Ancient Roman Invasion of Britain Lesson for Kids

Instructor: Philip McMurry

Philip has taught college history, English, and political science, and he has a doctorate in American history.

In this lesson, we will learn about the adventure that the Romans took across the English Channel to add the island of Britannia to their empire in the 1st century BCE, as well as the changes they brought once they arrived.

Island Adventure

Wouldn't it be fun to live on an island? Lots of interesting things can be found on an island, and they are certainly exciting places to explore. Well, the Romans thought the same thing thousands of years ago, when they looked across the English Channel from the northern coast of what is today France and saw the shores of an island that they named Britannia.

The Roman Empire

By the 1st century BCE, the Roman Empire was in control of much of the known world. However, like many empires, they were always looking for other regions to conquer and other peoples to tax. The quest brought the Romans to Gaul, which was their name for what we call France. After defeating the Gauls, they took control of the territory. On the north coast of Gaul, the Romans could look across the thin channel of water that separated them from an island with white-colored cliffs.

Hail Caesar!

The Roman general leading the Roman forces in Gaul was Julius Caesar, who was hungry for more political power. For a Roman soldier, the best way to earn political power was by conquering more territory for the glory of Rome. The island across the channel was very tempting for Caesar, who hoped than an easy victory against the inhabitants of the island would bring him glory.

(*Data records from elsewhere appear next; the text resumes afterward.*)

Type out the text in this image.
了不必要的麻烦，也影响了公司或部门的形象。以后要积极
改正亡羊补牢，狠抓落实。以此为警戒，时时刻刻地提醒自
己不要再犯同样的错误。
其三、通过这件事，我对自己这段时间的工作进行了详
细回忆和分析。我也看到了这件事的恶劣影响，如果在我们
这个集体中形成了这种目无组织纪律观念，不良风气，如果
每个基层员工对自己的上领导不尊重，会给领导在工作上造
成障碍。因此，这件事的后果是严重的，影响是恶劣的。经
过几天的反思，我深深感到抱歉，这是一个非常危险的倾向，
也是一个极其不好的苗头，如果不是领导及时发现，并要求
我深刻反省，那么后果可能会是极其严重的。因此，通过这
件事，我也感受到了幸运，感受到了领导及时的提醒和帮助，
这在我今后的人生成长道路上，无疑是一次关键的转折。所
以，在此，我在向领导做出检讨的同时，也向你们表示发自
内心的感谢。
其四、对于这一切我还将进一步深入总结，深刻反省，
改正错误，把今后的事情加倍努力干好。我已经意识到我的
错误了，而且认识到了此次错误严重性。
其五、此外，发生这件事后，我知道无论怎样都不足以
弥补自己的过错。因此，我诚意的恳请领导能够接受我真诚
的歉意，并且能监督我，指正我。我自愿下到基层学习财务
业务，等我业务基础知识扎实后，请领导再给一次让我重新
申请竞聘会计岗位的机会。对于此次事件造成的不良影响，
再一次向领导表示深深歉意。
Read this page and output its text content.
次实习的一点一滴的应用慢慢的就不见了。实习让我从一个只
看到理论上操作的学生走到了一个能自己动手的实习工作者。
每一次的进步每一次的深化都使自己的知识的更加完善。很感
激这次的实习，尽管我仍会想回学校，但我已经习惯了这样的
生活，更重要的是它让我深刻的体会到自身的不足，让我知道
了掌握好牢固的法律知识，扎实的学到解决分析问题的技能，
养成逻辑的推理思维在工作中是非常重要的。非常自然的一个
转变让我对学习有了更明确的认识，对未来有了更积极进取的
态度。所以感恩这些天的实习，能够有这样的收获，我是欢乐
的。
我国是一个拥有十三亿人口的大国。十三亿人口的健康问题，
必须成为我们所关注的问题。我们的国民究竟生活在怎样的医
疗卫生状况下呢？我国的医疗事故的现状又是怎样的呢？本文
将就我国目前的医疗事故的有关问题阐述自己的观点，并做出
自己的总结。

In 55 BCE, he led an army across the channel, but bad weather greatly damaged his efforts to mount a large invasion. So the very next year, he returned with a larger force and conquered the southernmost tribes of Britannia.

Julius Caesar

The Celts

The people who live on the island of Britannia were called the Celts. They had originally lived in central Europe, but their neighbors had fought with them and pushed them across Europe until they eventually made their way to Britannia. Their culture flourished in their new home. It was these people that Julius Caesar encountered when he invaded the island. After securing tribute, also known as taxes, from the Celts on the southern coast, Caesar left Britannia. There were no further serious attempts to expand Roman control of the island for another 100 years.